Javier Del Río Alba
Arzobispo de Arequipa
Cada 30 de agosto celebramos la fiesta de Santa Rosa de Lima, patrona del Perú, América y las Filipinas, patrona también de los enfermeros y enfermeras de nuestra Policía Nacional y muchas otras instituciones.
Nacida en 1586, Isabel Flores de Oliva (ese es su nombre de pila), es uno de los primeros frutos de la Iglesia en el Perú, esta “tierra ensantada” como la llamó el papa Francisco en la visita que nos hizo en 2018.
Mucho se escribió sobre esta joven limeña que murió a los 31 años, destacando su vida de penitencia, alabada por muchos, pero también criticada por algunos que la juzgaron de modo anacrónico, es decir con una mentalidad propia de nuestra época y sin tener en cuenta su fe, el tiempo y las circunstancias en que ella vivió y el sentido trascendente de sus actos.
No han faltado, incluso, quienes solo vieron en Rosa a una mujer mentalmente desequilibrada. La verdad es que ella fue una elegida de Dios desde su más tierna infancia y, por tanto, solo se la puede comprender desde esa gratuita elección divina y desde las gracias que el mismo Dios le brindó y ella supo acoger.
En efecto, quien conoce bien la vida de Santa Rosa sabe que lo primero que se dio en ella no fue la inclinación a mortificar su cuerpo, sino el encuentro personal con el amor misericordioso de Dios manifestado en Cristo crucificado. El mismo Jesucristo la atrajo hacia él, la fue ‘enamorando’ revelándole progresivamente el infinito amor que tenía por ella y que tiene por toda la humanidad… y ella se dejó encender en ese amor. Siendo todavía niña hizo voto de virginidad perpetua y más adelante aceptó el pedido que Jesús le hizo, “Rosa, sé tú mi esposa”.
Así como una esposa se une a su esposo y se hacen una sola carne (Génesis 2;24; Mateo 19;5-6), Santa Rosa se dejó hacer una sola carne con su amado hasta el punto de querer participar en los sufrimientos de su pasión y muerte en la cruz, pero así como participó en esos sufrimientos, participó también en los consuelos hasta llegar a decir, “¡Oh, si los mortales supieran lo grande que es la gracia, lo bella, lo noble y preciosa que es, cuántas riquezas esconde en su interior, cuántos tesoros, cuánta felicidad!”.

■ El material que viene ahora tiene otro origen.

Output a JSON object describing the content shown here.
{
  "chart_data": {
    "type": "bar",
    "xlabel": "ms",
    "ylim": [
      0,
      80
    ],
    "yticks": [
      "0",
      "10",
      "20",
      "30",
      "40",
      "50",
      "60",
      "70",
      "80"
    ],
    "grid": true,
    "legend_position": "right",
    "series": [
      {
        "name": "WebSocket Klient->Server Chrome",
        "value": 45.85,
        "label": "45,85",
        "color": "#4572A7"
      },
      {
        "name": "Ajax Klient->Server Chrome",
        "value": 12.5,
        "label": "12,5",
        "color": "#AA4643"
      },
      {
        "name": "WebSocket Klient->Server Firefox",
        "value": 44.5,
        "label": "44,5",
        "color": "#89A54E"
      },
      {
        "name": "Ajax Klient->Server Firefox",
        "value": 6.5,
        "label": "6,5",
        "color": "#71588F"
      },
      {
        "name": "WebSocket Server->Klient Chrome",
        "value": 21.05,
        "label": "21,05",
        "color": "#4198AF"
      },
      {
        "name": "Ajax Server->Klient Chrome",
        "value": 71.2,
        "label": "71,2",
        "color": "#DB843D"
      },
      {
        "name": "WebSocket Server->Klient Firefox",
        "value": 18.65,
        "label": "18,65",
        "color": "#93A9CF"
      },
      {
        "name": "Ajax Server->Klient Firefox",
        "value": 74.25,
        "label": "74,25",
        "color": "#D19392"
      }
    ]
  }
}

Sí, Santa Rosa de Lima fue una joven feliz porque se entregó sin cálculos a Dios y a los hombres. Encendida por el fuego del amor divino, quiso llevarlo a los demás. Ayudaba a los indigentes con los bienes materiales que podía conseguir y buscaba por las calles de Lima a los enfermos abandonados para llevarlos a su casa, cuidarlos y curarlos con la ayuda del ‘doctorcito’, como llamaba a Jesús.
Su amor, sin embargo, no se limitaba a los pobres, sino que era universal, por eso ansiaba la salvación de todos y como dijo San Juan Pablo II, con “su ardiente palabra (…) fue también una intrépida evangelizadora” (Ángelus, 6.IX.1992). Hablaba a todos de Dios y animaba a los sacerdotes a partir incluso a lugares lejanos para anunciar el evangelio a quienes todavía no lo conocían. En síntesis, en Santa Rosa de Lima vemos con nitidez las dimensiones de la vida cristiana: la intimidad con Dios, de la cual brota la solicitud por los pobres y el celo por la salvación del mundo entero. Que Dios nos conceda vivir así, cada uno desde el estado de vida al que él lo ha llamado.